In his paper on the “material culture of homicidal fantasies,” Crabb reported that nearly half of the students responding to the survey indicated they could recall a recent homicidal fantasy. Nowadays, Crabb notes, homicidal thoughts confer no advantages on us.

But Crabb, whose undergraduate degree is in anthropology and who has a background in evolutionary science, noted in his paper that homicidal thoughts may have benefited our hominid ancestors. Eliminating competitors for food, water and shelter — as depicted in the early scene among the Australopithecine man-apes in “2001: A Space Odyssey,” which Crabb has screened for his students — would increase their chances for survival.

Crabb opened the paper with a bit of “journalistic pizzazz” — referencing a scene from “Strangers on a Train,” the 1951 Alfred Hitchcock movie, where a party guest vividly imagines how she might murder her husband. The scene illustrates how “homicidal fantasies may be a relatively normal phenomenon, with roots in the evolutionary history of the species,” Crabb wrote. (Normal, in this context, refers to something that happens more than it would by chance, or to thoughts or fantasies that are found in most human beings.)

“My argument is that we are descended from the most aggressive, murderous ancient humans,” Crabb said. “The nice peaceful folks of 100,000 years ago, they died off, and we didn’t get their genes. We got the genes of our aggressive, murderous ancestors, and so it shouldn’t surprise us, that under certain conditions, humans can be vicious, destructive creatures.”

Aggression during COVID-19

In a recent study on deliberate malicious attempts to spread the COVID-19 virus, Crabb found that reports of pathogen-spreading behavior increased fourfold during the early months of the pandemic. A typical perpetrator was an adult male who spat at other people and often claimed to be infected with the virus. In the paper, Crabb said the causes or motives for this behavior are unclear.

But he speculates that the behavior may have been sparked by stress. “Let’s start with the probability that most people are capable of being aggressive,” Crabb said. 

“During the pandemic, the stress on people was huge. We couldn't do the things we normally did. We were living in fear of getting infected ourselves, or our families getting infected, and [the pandemic] disrupted our work lives.
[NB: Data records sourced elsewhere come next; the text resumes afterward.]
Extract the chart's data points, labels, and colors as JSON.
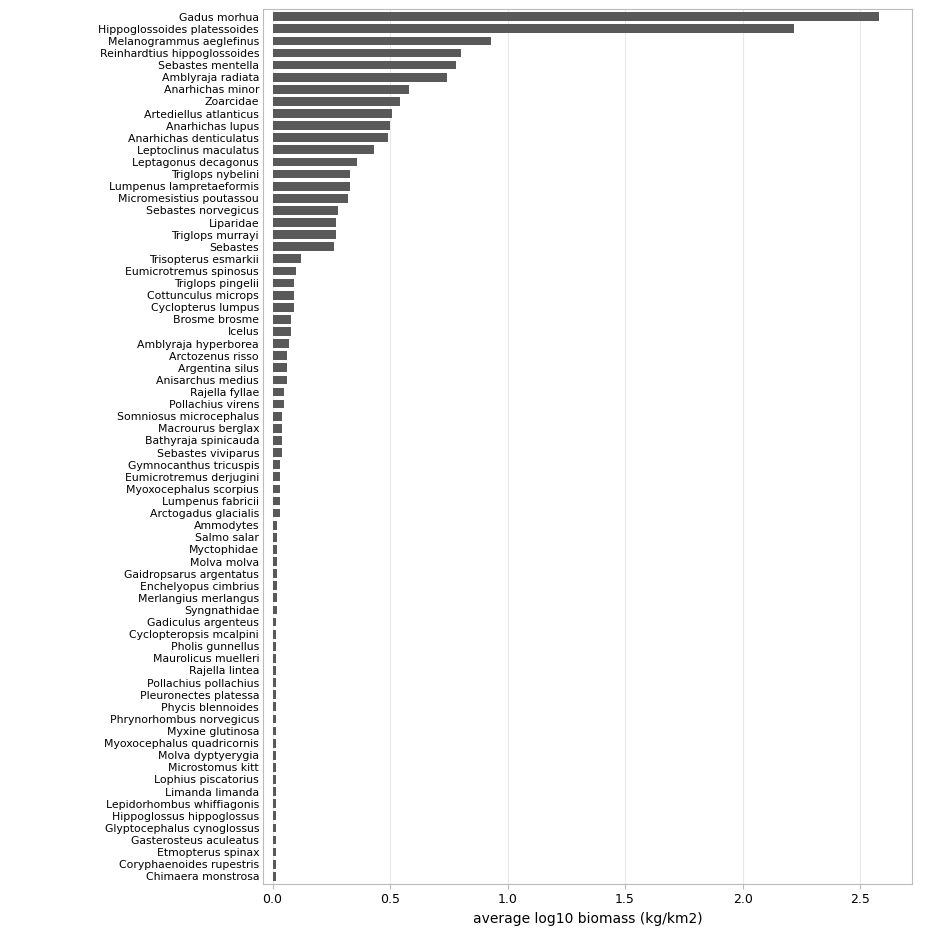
{
  "species": [
    "Gadus morhua",
    "Hippoglossoides platessoides",
    "Melanogrammus aeglefinus",
    "Reinhardtius hippoglossoides",
    "Sebastes mentella",
    "Amblyraja radiata",
    "Anarhichas minor",
    "Zoarcidae",
    "Artediellus atlanticus",
    "Anarhichas lupus",
    "Anarhichas denticulatus",
    "Leptoclinus maculatus",
    "Leptagonus decagonus",
    "Triglops nybelini",
    "Lumpenus lampretaeformis",
    "Micromesistius poutassou",
    "Sebastes norvegicus",
    "Liparidae",
    "Triglops murrayi",
    "Sebastes",
    "Trisopterus esmarkii",
    "Eumicrotremus spinosus",
    "Triglops pingelii",
    "Cottunculus microps",
    "Cyclopterus lumpus",
    "Brosme brosme",
    "Icelus",
    "Amblyraja hyperborea",
    "Arctozenus risso",
    "Argentina silus",
    "Anisarchus medius",
    "Rajella fyllae",
    "Pollachius virens",
    "Somniosus microcephalus",
    "Macrourus berglax",
    "Bathyraja spinicauda",
    "Sebastes viviparus",
    "Gymnocanthus tricuspis",
    "Eumicrotremus derjugini",
    "Myoxocephalus scorpius",
    "Lumpenus fabricii",
    "Arctogadus glacialis",
    "Ammodytes",
    "Salmo salar",
    "Myctophidae",
    "Molva molva",
    "Gaidropsarus argentatus",
    "Enchelyopus cimbrius",
    "Merlangius merlangus",
    "Syngnathidae",
    "Gadiculus argenteus",
    "Cyclopteropsis mcalpini",
    "Pholis gunnellus",
    "Maurolicus muelleri",
    "Rajella lintea",
    "Pollachius pollachius",
    "Pleuronectes platessa",
    "Phycis blennoides",
    "Phrynorhombus norvegicus",
    "Myxine glutinosa",
    "Myoxocephalus quadricornis",
    "Molva dyptyerygia",
    "Microstomus kitt",
    "Lophius piscatorius",
    "Limanda limanda",
    "Lepidorhombus whiffiagonis",
    "Hippoglossus hippoglossus",
    "Glyptocephalus cynoglossus",
    "Gasterosteus aculeatus",
    "Etmopterus spinax",
    "Coryphaenoides rupestris",
    "Chimaera monstrosa"
  ],
  "values": [
    2.58,
    2.22,
    0.93,
    0.8,
    0.78,
    0.74,
    0.58,
    0.54,
    0.51,
    0.5,
    0.49,
    0.43,
    0.36,
    0.33,
    0.33,
    0.32,
    0.28,
    0.27,
    0.27,
    0.26,
    0.12,
    0.1,
    0.09,
    0.09,
    0.09,
    0.08,
    0.08,
    0.07,
    0.06,
    0.06,
    0.06,
    0.05,
    0.05,
    0.04,
    0.04,
    0.04,
    0.04,
    0.03,
    0.03,
    0.03,
    0.03,
    0.03,
    0.02,
    0.02,
    0.02,
    0.02,
    0.02,
    0.02,
    0.02,
    0.02,
    0.015,
    0.015,
    0.015,
    0.015,
    0.015,
    0.015,
    0.015,
    0.015,
    0.015,
    0.015,
    0.015,
    0.015,
    0.015,
    0.015,
    0.015,
    0.015,
    0.015,
    0.015,
    0.015,
    0.015,
    0.015,
    0.015
  ],
  "bar_color": "#595959",
  "xlabel": "average log10 biomass (kg/km2)",
  "xlim": [
    -0.04,
    2.72
  ],
  "xticks": [
    0.0,
    0.5,
    1.0,
    1.5,
    2.0,
    2.5
  ],
  "background_color": "#ffffff",
  "grid_color": "#e8e8e8",
  "spine_color": "#bbbbbb",
  "label_fontsize": 7.8,
  "xlabel_fontsize": 10,
  "xtick_fontsize": 9
}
Psychologists have known at least since the 1930s, that when you have a lot of stress on individuals, they may well act out aggressively.”

In the future, Crabb hopes to research historical records and determine whether people acted out aggressively during earlier pandemics, such as the Black Death in the 1300s or the 2014-16 Ebola virus outbreak in West Africa.
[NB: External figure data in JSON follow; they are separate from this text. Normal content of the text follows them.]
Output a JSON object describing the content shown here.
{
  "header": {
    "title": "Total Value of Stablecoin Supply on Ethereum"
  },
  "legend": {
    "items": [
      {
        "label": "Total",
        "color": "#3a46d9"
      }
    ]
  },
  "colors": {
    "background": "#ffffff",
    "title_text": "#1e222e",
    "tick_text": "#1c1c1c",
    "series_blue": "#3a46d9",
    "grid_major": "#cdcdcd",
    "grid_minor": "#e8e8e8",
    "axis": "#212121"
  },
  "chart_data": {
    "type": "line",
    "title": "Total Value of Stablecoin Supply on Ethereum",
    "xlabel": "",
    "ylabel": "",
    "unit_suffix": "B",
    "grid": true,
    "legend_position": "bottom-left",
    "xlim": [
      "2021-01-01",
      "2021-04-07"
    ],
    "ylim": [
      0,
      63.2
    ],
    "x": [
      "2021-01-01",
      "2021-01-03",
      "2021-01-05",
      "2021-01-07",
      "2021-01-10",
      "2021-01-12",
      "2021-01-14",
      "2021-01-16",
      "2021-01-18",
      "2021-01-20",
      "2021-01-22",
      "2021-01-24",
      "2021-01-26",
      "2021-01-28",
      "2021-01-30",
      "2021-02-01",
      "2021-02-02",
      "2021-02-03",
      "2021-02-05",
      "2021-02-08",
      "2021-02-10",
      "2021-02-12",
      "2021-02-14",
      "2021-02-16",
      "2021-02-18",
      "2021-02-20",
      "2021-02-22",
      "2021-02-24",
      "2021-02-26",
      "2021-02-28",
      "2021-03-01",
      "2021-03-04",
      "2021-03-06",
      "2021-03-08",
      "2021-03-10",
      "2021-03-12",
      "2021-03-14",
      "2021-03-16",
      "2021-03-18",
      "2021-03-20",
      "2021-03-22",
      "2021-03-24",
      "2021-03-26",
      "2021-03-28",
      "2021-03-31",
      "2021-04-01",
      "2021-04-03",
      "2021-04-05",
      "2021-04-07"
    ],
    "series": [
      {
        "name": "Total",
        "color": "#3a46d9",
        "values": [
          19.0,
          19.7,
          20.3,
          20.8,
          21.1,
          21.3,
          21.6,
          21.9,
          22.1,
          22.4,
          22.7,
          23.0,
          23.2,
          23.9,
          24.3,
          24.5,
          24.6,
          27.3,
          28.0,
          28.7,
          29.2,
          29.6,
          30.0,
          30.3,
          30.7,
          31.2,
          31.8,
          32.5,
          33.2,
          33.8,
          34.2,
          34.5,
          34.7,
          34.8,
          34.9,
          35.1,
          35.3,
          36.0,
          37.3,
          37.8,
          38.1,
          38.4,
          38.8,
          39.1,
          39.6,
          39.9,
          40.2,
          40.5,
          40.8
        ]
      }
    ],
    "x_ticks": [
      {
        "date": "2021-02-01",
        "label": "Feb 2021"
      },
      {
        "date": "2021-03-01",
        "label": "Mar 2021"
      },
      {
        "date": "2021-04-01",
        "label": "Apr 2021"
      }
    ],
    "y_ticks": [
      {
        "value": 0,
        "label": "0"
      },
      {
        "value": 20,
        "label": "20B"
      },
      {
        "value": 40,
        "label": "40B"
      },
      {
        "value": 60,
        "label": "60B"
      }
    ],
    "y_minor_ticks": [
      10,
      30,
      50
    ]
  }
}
Psychology, technology and sustainability

Crabb’s said his class on the psychology of technology helps students understand the technological world.
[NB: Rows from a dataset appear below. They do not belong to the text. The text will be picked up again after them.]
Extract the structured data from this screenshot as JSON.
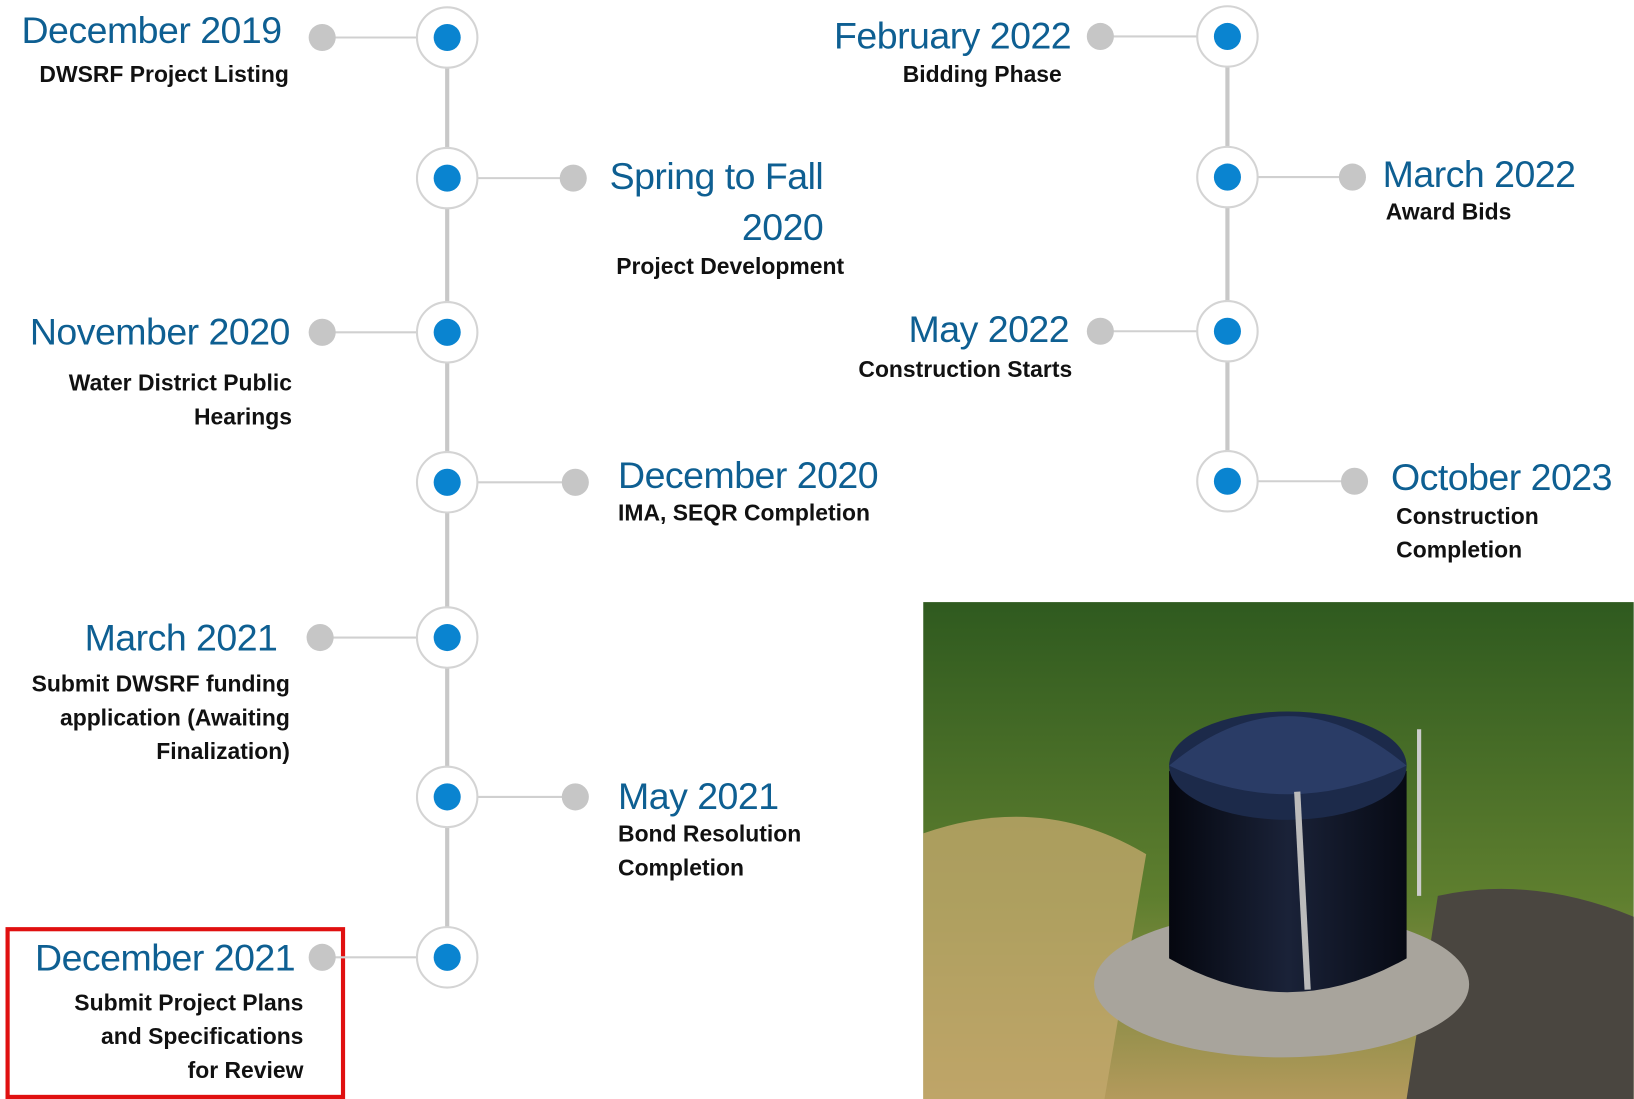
{
  "events": [
    {
      "date": [
        "December 2019"
      ],
      "description": [
        "DWSRF Project Listing"
      ]
    },
    {
      "date": [
        "Spring to Fall",
        "2020"
      ],
      "description": [
        "Project Development"
      ]
    },
    {
      "date": [
        "November 2020"
      ],
      "description": [
        "Water District Public",
        "Hearings"
      ]
    },
    {
      "date": [
        "December 2020"
      ],
      "description": [
        "IMA, SEQR Completion"
      ]
    },
    {
      "date": [
        "March 2021"
      ],
      "description": [
        "Submit DWSRF funding",
        "application (Awaiting",
        "Finalization)"
      ]
    },
    {
      "date": [
        "May 2021"
      ],
      "description": [
        "Bond Resolution",
        "Completion"
      ]
    },
    {
      "date": [
        "December 2021"
      ],
      "description": [
        "Submit Project Plans",
        "and Specifications",
        "for Review"
      ]
    },
    {
      "date": [
        "February 2022"
      ],
      "description": [
        "Bidding Phase"
      ]
    },
    {
      "date": [
        "March 2022"
      ],
      "description": [
        "Award Bids"
      ]
    },
    {
      "date": [
        "May 2022"
      ],
      "description": [
        "Construction Starts"
      ]
    },
    {
      "date": [
        "October 2023"
      ],
      "description": [
        "Construction",
        "Completion"
      ]
    }
  ]
}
“They are the main adopters of new technologies, and I think it’s important for them to understand what they’re getting into when they adopt new technologies,” Crabb said.

For instance, every day students are using social media platforms like Instagram, Twitter and Facebook — but they may not realize that things they post to social media can be seen by potential future employers and could work against them.

In another class, on psychology and a sustainable world, Crabb tries to sensitize students to how their behavior impacts the Earth.

“Obviously, global warming, overpopulation and resource depletion are all issues that are happening right in front of our eyes,” Crabb said. “I think students need to be armed with some basic understanding of what’s happening to the planet, and why people’s thoughts and behaviors are making [detrimental environmental impacts] happen.”

Similarly, Crabb believes that the global economic system is in trouble and that huge shock waves are coming soon.

“I think we’ve reached the limits of growth, and we’re going to see some of that growth fall apart,” Crabb said. “Resources are finite. The planet is finite.”

It’s nice to live in a “consumer dream” where we can buy anything we want online, anytime we want, Crabb said. It seems like a wonderful way of life. And yet, unrestrained consumerism is harming the planet, is not sustainable, and can’t go on forever, Crabb tells his students. “My job is to teach young people, and that’s what I try to do,” he said.